A photograph taken late in life of the cricketer 'regarded as the world's premier all-rounder at the end of the nineteenth century'

A vintage gelatin silver photograph (image size 209 × 157 mm), on the original cardboard mount (297 × 224 mm); old backing paper on the verso of the mount is inscribed 'Geo Giffen & one of his Pupils 1926'. The photographer is not identified.

The photograph has residual glue to its surface along a narrow strip down the left-hand side, with two tiny spots of glue near two other edges (from an old window mat, now removed; a new mat masking these blemishes would result in a visible image size of approximately 200 × 145 mm).

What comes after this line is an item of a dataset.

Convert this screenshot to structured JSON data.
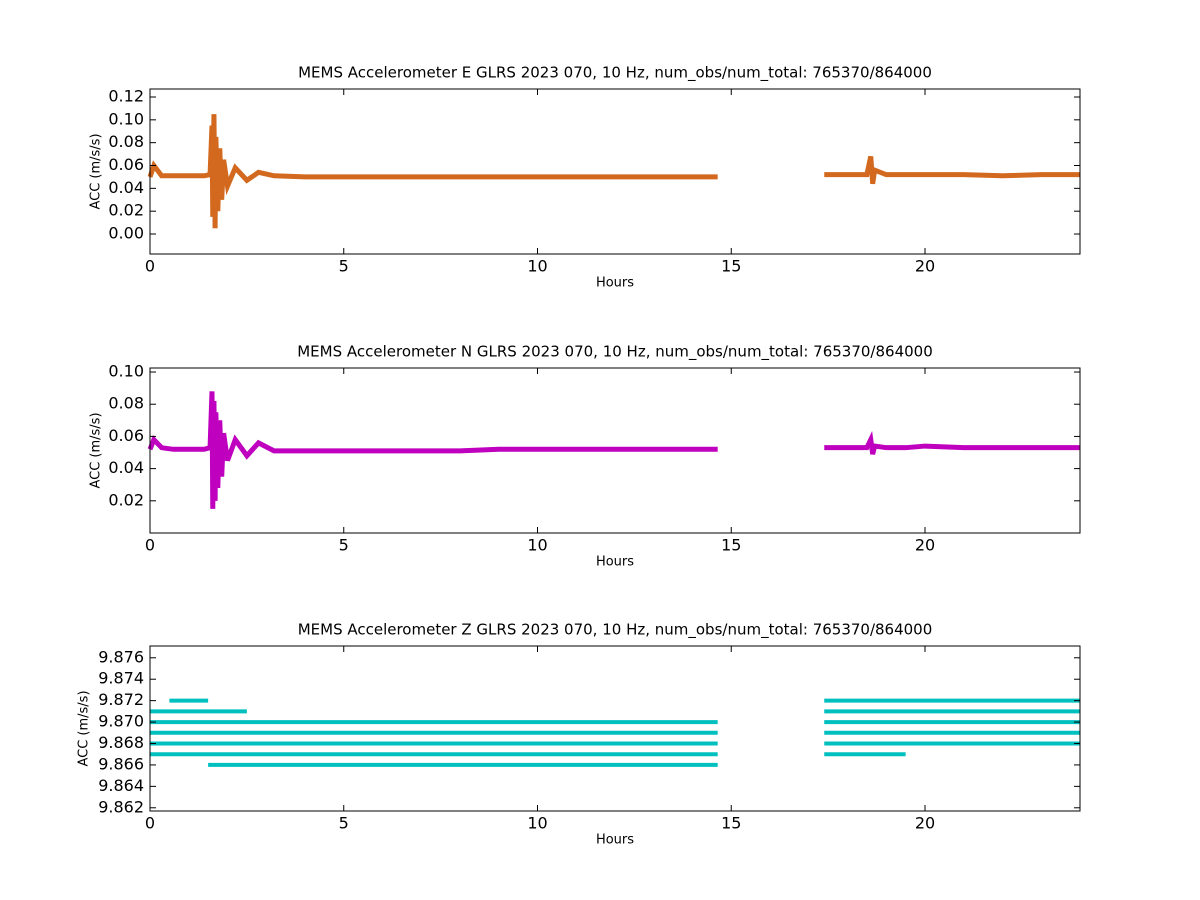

George Giffen (1859-1927) made five tours to England between 1882 and 1896, in a career of 31 Tests (including four as captain); he declined to tour on another two occasions. His first-class career spanned 27 years (1877-1903); he performed the match double of a century and ten wickets no fewer than nine times; he became the first Australian to reach the Test double of 1000 runs and 100 wickets, and he remains the only Australian with 10,000 runs and 1000 wickets in first-class cricket (information from Martin-Jenkins, 1995 and OCAC, 1996). His obituary in Wisden concludes thus: 'After being a Civil Servant in the General Post Office at Adelaide for 43 years, he retired on pension in March, 1925, thereafter finding the chief delight of his life, whilst health permitted, in coaching young boys in a purely honorary capacity'. The parochial newspaper, the Gawler 'Bunyip' (Friday 2 December 1927), puts it somewhat less prosaically: 'So unquenchable was his love for the game that even when he was into the sixties he gave members of the coming generation the value of his knowledge by coaching them on a pitch in the south parklands at 6 am for some time, and none will regret his death more than those lads to whom he played the part of big brother. Mr Giffen was employed as a letter sorter in the mails branch of the GPO for more than 43 years, and retired from the service on March 27, 1925, having reached the age of 64 years'. This charming photograph, taken in the year before his death, depicts George Giffen keeping wicket for one of those youngsters. Despite being a local hero for well over a century, any Giffen memorabilia is rare in our experience.